Die 170,2 Mio. Franken Wiederbeschaffungswert aller Anlagen beinhalten die Abwasserreinigungsanlage (ARA), das Kanalnetz sowie Sonderbauwerke. Nach dem Bau der Mikroverunreinigungsanlage wird dieser Wert auf 178,9 Mio. Franken ansteigen.
Darüber hinaus wurde der Aufgabenbereich des Abwasserverbandes in den letzten Jahren ständig erweitert: So erbringt der Verband zusätzlich Dienstleistungen für Dritte und profitiert zudem von der kostendeckenden Einspeisevergütung des produzierten Stroms. Im Bereich der Aussenanlagen plant der Verband weitere Pumpwerke verschiedener Verbandsgemeinden zu übernehmen.
Der Abwasserverband ist vermögensfähig, das heisst die Anlagen werden in der Bilanz des Verbandes und nicht anteilig in den Bilanzen der Gemeinden geführt. Die Verbandsgemeinden stellen dem Verband zur Bewirtschaftung seines Anlagenportfolios ein Budget von 5,3 Mio. Franken jährlich zur Verfügung. Mit diesem Budget muss der Betrieb der Anlagen sichergestellt und erforderliche Investitionen finanziert werden. Diese Beitragshöhe wurde 2001 festgelegt und ist seither nicht überprüft worden.
Ebenfalls im Jahr 2001 wurde die Abschreibungspraxis von einer degressiven Abschreibung von 10% zu einer linearen umgewandelt. Vereinfacht dabei gilt, dass alle Anlagen der Aussenanlagen (Sonderbauwerke und Kanalisation) mit 2% pro Jahr abgeschrieben werden und alle Anlagen der Abwasserreinigungsanlage (ARA) mit 5%. Eine Neubewertung des Anlagenportfolios wurde nicht durchgeführt. Damit führte der Verband bereits vor mehr als 15 Jahren Abschreibungssätze ein, die in ungefähr der Lebenserwartung der Anlagen entsprechen.
Vereinfacht lassen sich die Aktiva der Bestandsrechnung mit 37,2 Mio. Franken Verwaltungsvermögen und 1,3 Mio. Franken Umlaufvermögen zusammenfassen. Diesen Werten stehen auf der Passivseite der Bilanz 11,3 Mio. Franken Fremdkapital und 27,3 Mio. Franken Eigenkapital in Form der Spezialfinanzierung gegenüber (Fig. 2). Der Eigenfinanzierungsgrad (Eigenkapital im Verhältnis zum Gesamtkapital) lag 2015 bei 70%.

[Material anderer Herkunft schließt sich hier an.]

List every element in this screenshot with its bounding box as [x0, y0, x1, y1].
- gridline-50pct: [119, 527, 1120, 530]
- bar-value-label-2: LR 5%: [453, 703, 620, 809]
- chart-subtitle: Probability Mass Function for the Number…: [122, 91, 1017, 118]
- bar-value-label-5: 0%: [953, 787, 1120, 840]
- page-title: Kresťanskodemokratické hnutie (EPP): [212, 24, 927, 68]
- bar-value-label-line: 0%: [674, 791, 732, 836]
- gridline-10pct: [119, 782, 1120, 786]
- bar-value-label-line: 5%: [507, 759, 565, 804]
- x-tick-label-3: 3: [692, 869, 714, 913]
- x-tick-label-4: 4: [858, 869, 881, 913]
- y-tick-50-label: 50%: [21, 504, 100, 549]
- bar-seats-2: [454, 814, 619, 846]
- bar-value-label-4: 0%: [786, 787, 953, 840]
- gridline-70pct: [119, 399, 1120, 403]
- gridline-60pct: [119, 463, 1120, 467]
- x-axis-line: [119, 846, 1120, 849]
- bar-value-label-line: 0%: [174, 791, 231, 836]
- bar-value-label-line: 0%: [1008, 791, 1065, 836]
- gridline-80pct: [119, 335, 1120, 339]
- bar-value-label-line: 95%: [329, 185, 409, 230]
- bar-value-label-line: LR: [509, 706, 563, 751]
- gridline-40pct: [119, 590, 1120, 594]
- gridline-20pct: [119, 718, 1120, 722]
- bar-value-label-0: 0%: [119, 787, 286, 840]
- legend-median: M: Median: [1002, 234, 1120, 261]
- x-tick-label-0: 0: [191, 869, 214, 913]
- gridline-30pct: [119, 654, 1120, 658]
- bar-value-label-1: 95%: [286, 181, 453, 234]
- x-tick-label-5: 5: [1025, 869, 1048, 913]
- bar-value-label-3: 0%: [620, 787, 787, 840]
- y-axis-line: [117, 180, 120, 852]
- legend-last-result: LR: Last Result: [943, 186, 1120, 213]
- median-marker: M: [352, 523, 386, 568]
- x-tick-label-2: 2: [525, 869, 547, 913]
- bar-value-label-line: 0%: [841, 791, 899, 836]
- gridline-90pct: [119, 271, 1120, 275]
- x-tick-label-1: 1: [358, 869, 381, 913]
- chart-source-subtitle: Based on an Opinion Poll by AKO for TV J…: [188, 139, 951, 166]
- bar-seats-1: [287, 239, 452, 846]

Die laufende Rechnung weist insgesamt Erträge von 6,1 Mio. Franken auf (Gemeindebeiträge: 5,3 Mio.; Ergänzungsdienstleistungen und KEV (Kostendeckende Einspeisevergütung): 0,8 Mio.). Die Aufwandseite setzt sich aus 3,3 Mio. Franken Betriebskosten und Abschreibungen in Höhe von 1,1 Mio. Franken zusammen. Um eine ausgeglichene Rechnung zu erhalten, wurden 2015 1,6 Mio. Franken als Einlagen in die Spezialfinanzierung verbucht (Fig. 3).
Mit einer ausschliesslichen Betrachtung der heutigen Situation – also gemäss der aktuellen Bilanz und der aktuellen laufenden Rechnung – könnte die Finanzierung des Verbands wie folgt beurteilt werden:
Das Verwaltungsvermögen ist zu 70% eigenkapitalfinanziert, die Zinsbelastung ist mit 0,2% bezogen auf die Gesamterträge gering. Die laufende Rechnung kann mit einem Gewinn von 1,6 Mio. Franken (Einlage Spezialfinanzierung) abgeschlossen werden.
Insgesamt könnten die Verantwortlichen schlussfolgern, dass die Beiträge der Gemeinden gesenkt werden könnten.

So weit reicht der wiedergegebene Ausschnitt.